As low as reasonably practicable - guarding against 'reverse ALARP'
Article published in the Regulator | Issue 2: 2017
During a recent facility inspection, NOPSEMA discovered that the operator did not have a stand-by vessel present when rope access personnel were working over the side of the facility (i.e. outboard of the handrails). Without this vessel, if a person had fallen into the sea, rescue times would have increased from approximately 10 to 150 minutes. The operator said that the mitigation control was removed due to ‘significant cost and schedule benefits.’
While there were multiple preventative barriers in place to reduce the likelihood of a fall, removing the stand-by vessel meant that there were no barriers in place in the instance of a fall. Therefore, the removal of that mitigation control represented an increase in risk.
NOPSEMA defines the practice of moving to a higher risk but cheaper approach as ‘reverse ALARP.’ Facility operators have a duty under Clause 9(1)(b) of Schedule 3 of the Offshore Petroleum and Greenhouse Gas Storage Act 2006 to take all reasonable practicable steps to ensure that all activities carried out on the facility are safe and without risk. Therefore, NOPSEMA will not accept any increase in risk based on reverse ALARP, particularly where an existing control measure, which was once considered reasonably practicable, is removed.
In this case, the operator agreed to reinstate the stand-by vessel to ensure that the rescue time was maintained at approximately 10 minutes.

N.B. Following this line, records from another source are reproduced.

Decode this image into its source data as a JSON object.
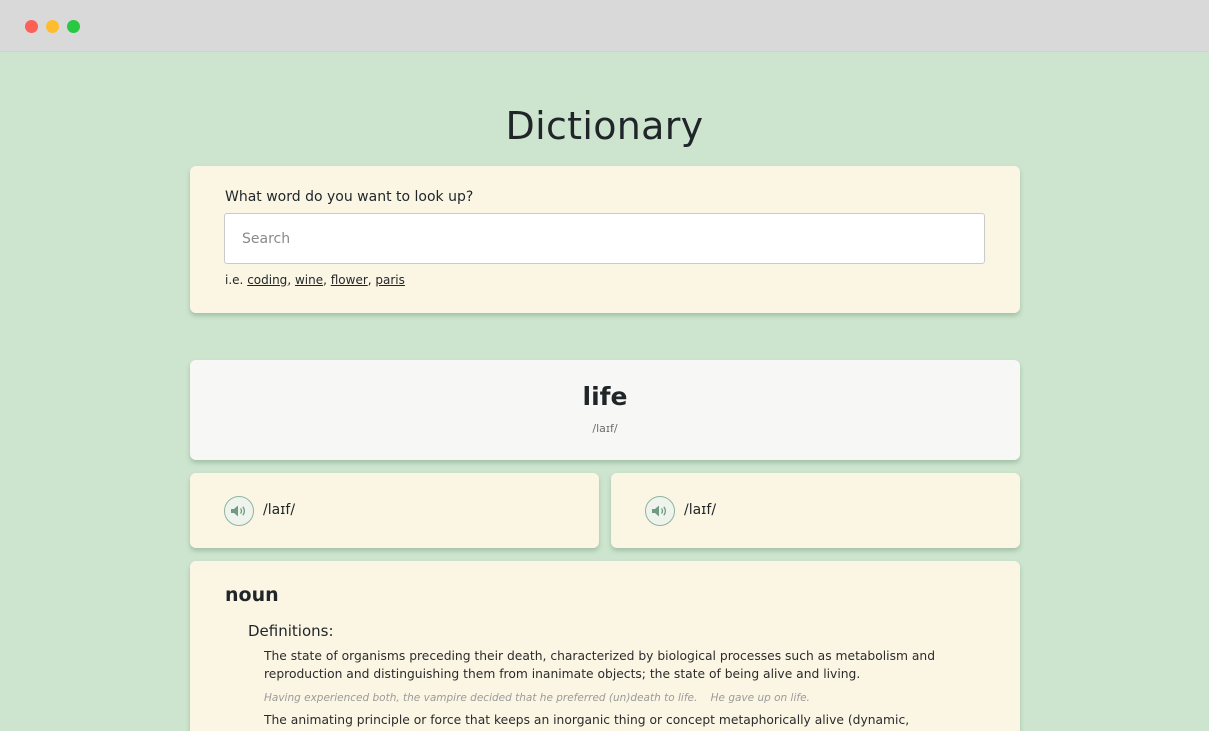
{
  "app": {
    "title": "Dictionary"
  },
  "search": {
    "question": "What word do you want to look up?",
    "placeholder": "Search",
    "value": "",
    "examples_prefix": "i.e.",
    "examples": [
      "coding",
      "wine",
      "flower",
      "paris"
    ]
  },
  "result": {
    "word": "life",
    "phonetic": "/laɪf/",
    "phonetics": [
      {
        "text": "/laɪf/",
        "icon": "speaker-icon"
      },
      {
        "text": "/laɪf/",
        "icon": "speaker-icon"
      }
    ],
    "meanings": [
      {
        "part_of_speech": "noun",
        "definitions_heading": "Definitions:",
        "definitions": [
          {
            "definition": "The state of organisms preceding their death, characterized by biological processes such as metabolism and reproduction and distinguishing them from inanimate objects; the state of being alive and living.",
            "example": "Having experienced both, the vampire decided that he preferred (un)death to life.    He gave up on life."
          },
          {
            "definition": "The animating principle or force that keeps an inorganic thing or concept metaphorically alive (dynamic, relevant,"
          }
        ]
      }
    ]
  },
  "colors": {
    "background": "#cde5cf",
    "card": "#fbf6e4",
    "word_card": "#f7f8f5",
    "text": "#1f2528",
    "accent": "#8fb3a0"
  }
}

Section 3 of NOPSEMA’s ALARP guidance note (www.nopsema.gov.au/assets/Guidance-notes/A138249.pdf) outlines the principles that underpin ALARP and discusses the reverse ALARP concept. While this document is written as a safety case guidance note focusing on major accident events, the principles should be used for all hazards identified at the facility. This is particularly relevant in the current market conditions where industry continues to focus on reducing operating expenditure.